The Fireside Room
900 Madison Street
The tiles surrounding the namesake of the Sorrento's Fireside Room came from the Rookwood Pottery Company of Cincinnati, founded by Maria Longworth Nichols Storer in 1880. The capacious hearth and surround are a dignified, deep forest green; around the firebox runs a bas-relief border of grapes, plums, and other assorted fruit, while above, a tranquil scene of a garden with a domed pavilion, untroubled by people, is depicted in the Arts and Crafts style.
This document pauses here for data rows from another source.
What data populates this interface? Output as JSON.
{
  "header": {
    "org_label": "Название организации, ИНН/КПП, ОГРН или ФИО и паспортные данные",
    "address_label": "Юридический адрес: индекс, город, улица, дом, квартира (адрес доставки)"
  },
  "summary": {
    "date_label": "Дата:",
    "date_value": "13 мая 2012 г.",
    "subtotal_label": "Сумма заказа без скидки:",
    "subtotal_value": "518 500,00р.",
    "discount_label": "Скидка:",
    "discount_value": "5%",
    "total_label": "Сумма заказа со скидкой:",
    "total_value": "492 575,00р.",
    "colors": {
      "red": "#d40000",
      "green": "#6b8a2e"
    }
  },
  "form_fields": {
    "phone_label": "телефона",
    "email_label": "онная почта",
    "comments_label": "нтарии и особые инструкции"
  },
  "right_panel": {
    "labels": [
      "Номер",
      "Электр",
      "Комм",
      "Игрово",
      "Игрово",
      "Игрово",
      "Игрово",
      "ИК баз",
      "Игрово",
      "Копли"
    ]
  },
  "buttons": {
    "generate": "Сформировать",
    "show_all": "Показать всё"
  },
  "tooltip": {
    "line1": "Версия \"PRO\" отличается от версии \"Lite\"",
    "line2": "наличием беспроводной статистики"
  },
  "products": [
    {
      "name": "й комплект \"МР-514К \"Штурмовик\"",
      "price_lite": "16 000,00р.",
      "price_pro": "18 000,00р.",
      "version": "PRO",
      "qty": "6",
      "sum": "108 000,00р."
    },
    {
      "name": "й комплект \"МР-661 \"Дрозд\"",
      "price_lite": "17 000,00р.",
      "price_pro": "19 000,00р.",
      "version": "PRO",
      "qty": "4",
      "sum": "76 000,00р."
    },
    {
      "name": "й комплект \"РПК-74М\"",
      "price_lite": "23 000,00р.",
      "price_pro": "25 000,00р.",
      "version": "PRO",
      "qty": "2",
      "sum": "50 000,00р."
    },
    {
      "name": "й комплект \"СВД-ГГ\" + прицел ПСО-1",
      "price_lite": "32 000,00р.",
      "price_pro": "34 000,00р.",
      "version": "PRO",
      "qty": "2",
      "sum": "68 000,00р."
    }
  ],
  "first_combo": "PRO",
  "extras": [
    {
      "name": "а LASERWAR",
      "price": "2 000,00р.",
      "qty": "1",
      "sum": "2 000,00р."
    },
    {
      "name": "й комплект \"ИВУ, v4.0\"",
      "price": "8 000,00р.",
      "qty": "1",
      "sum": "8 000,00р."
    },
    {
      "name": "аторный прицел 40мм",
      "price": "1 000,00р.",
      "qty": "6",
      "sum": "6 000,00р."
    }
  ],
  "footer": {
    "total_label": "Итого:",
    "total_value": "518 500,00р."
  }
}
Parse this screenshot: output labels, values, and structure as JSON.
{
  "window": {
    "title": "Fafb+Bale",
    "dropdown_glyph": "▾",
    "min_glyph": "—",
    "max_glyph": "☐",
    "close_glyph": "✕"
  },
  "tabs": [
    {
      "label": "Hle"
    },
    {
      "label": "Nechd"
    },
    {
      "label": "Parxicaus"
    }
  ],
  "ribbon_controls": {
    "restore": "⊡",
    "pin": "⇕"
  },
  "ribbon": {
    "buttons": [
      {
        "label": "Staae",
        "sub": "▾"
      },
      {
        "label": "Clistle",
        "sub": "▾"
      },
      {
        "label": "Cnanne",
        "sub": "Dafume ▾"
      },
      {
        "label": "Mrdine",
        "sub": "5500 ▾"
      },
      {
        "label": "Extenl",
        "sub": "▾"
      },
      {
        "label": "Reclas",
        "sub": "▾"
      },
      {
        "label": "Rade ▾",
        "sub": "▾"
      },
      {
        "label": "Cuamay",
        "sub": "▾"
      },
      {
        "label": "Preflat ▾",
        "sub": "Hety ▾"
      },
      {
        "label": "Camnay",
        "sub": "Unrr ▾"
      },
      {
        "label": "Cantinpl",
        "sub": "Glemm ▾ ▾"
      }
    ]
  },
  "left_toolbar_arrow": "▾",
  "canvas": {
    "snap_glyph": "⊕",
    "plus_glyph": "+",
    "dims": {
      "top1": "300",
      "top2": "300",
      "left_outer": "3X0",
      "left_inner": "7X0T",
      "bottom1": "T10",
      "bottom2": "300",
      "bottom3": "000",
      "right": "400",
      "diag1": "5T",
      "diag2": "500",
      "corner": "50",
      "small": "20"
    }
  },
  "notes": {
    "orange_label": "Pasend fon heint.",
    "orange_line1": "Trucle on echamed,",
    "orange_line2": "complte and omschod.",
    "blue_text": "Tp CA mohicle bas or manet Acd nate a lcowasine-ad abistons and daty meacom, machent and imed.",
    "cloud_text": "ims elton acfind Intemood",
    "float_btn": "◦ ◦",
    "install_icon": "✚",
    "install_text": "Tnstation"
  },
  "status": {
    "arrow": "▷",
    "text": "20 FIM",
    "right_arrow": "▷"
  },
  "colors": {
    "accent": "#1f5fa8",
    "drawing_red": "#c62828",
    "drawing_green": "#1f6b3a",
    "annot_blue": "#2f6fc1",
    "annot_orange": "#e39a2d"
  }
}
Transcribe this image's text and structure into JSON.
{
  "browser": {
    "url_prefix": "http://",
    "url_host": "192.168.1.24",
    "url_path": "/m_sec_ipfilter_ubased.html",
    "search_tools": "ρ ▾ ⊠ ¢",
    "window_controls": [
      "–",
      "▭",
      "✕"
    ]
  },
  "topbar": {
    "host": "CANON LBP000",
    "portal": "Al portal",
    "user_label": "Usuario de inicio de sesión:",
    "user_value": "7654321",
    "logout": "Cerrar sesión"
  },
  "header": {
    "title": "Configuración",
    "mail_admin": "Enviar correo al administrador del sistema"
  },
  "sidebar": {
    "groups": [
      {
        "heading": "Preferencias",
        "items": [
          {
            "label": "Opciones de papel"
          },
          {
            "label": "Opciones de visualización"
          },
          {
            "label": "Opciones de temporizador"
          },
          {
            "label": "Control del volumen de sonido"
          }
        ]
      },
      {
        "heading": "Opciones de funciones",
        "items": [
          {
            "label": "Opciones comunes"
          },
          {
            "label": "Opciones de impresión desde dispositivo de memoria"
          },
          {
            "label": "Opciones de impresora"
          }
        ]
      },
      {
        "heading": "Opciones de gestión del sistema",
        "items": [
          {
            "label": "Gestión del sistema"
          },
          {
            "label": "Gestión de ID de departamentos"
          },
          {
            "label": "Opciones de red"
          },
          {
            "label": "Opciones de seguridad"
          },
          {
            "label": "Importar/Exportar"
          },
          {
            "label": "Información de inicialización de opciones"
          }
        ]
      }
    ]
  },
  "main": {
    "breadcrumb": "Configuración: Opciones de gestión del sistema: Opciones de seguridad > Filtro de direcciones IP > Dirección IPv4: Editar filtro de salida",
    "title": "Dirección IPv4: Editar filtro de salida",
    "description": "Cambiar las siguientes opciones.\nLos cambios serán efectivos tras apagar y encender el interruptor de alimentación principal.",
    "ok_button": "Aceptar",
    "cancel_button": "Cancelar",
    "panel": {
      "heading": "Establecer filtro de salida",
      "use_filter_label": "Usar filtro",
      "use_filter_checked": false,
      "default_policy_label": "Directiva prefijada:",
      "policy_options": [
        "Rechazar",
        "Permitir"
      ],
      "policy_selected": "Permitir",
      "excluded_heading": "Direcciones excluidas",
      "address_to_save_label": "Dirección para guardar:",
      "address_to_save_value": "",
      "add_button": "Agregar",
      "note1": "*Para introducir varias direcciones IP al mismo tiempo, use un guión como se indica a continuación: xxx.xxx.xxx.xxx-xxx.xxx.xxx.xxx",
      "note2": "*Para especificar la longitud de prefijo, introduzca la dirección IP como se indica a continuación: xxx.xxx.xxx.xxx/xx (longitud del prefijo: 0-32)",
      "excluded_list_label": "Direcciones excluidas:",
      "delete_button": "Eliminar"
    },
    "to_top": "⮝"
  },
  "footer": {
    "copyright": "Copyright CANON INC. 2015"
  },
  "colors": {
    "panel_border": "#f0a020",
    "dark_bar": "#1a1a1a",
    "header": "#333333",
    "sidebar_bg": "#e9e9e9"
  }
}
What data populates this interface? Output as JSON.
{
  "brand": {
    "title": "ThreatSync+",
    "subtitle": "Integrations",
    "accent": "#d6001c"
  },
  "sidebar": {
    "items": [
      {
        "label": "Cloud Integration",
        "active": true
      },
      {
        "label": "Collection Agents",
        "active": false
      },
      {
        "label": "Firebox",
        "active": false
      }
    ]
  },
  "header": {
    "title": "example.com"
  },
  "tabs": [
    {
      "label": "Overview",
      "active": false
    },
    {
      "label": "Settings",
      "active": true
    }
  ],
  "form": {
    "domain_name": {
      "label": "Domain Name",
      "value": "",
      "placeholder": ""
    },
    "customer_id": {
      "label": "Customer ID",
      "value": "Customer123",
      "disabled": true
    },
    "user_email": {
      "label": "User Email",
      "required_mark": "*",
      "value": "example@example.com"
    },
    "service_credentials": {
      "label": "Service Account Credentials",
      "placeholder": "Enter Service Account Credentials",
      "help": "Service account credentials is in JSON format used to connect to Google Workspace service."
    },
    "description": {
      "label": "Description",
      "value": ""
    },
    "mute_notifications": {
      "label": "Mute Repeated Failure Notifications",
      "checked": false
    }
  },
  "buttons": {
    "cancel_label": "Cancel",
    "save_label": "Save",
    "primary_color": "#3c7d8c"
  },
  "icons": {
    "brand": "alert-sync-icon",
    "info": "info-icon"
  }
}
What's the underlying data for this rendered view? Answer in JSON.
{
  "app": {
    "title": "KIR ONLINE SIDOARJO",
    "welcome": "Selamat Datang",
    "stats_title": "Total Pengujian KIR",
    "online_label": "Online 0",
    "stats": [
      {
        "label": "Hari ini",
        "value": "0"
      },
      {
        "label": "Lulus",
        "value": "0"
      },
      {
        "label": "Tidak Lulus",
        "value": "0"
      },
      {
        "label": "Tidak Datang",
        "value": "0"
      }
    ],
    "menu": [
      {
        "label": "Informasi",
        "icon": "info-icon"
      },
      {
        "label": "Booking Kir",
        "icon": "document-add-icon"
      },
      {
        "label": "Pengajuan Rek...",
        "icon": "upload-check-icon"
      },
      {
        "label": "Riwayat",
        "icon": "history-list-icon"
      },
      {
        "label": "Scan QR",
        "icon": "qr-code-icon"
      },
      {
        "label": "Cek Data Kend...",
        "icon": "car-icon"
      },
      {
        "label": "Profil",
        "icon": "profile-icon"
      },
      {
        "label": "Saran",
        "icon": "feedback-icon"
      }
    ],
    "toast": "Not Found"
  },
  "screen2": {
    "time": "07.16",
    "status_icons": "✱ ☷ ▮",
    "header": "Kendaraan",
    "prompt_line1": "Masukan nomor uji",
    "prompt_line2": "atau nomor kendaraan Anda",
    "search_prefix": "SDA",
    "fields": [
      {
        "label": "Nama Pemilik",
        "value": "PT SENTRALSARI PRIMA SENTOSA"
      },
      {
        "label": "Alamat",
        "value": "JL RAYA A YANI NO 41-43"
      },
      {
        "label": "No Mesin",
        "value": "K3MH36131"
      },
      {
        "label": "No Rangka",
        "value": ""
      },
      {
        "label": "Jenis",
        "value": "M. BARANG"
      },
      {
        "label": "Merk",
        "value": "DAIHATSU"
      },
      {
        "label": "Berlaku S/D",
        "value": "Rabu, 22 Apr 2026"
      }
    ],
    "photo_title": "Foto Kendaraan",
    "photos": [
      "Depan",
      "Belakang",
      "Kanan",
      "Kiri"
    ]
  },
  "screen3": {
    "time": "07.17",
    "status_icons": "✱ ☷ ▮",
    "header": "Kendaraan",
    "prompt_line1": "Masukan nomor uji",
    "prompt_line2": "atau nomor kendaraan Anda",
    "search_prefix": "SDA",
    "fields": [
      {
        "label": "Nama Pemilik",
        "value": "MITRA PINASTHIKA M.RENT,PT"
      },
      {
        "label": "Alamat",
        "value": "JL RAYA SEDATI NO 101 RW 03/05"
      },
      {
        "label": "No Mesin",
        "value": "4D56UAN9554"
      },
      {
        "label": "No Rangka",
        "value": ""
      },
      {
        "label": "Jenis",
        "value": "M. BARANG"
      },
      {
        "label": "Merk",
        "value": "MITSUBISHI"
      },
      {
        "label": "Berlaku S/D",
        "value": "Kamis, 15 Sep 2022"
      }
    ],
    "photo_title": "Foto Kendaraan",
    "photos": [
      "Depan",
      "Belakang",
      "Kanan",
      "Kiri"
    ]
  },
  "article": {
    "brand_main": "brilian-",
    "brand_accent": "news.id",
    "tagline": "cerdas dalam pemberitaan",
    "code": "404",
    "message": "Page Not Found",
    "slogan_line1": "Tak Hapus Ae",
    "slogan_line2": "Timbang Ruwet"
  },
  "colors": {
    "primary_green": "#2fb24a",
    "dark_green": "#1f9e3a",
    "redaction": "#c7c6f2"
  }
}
Ripe fruit and an undrizzly vista: When the fireplace was installed upon the Sorrento's opening in 1909, these signified the lap of luxury in wintertime Seattle. Still, now, to sit in front of this fireplace is to sit in that lap. The two leather wingback chairs there are marked with an "S" in the spot where you might rest your head while dozing a moment; they're each almost broad enough for two, their arms very slightly, genteelly worn. A large lozenge of leather ottoman awaits your feet. The fire itself is gas, with realistic enough fake logs; the flames are a bit thin on the starboard side at the moment, but all is still cozily warm and flickering bright. For best results, order an amber-colored drink.
The Arctic Club
700 Third Avenue
The only hotel fireplace in the city that begins to compare to that at the Sorrento may be found in the lobby of the Arctic Club, straight ahead from the marble-floored entry. The tile here is sedately unornamented, and the massive oak mantel is marked with only shallowly carved ionic columns, a subtle seal, and the discoloration of the overenthusiastic fires or unopened dampers of the past. Two deep-red velvet two-seater couches flank the fireplace, waiting to be sunk into, and the marvelously accented barkeep at the lobby's Polar Bar is at the ready.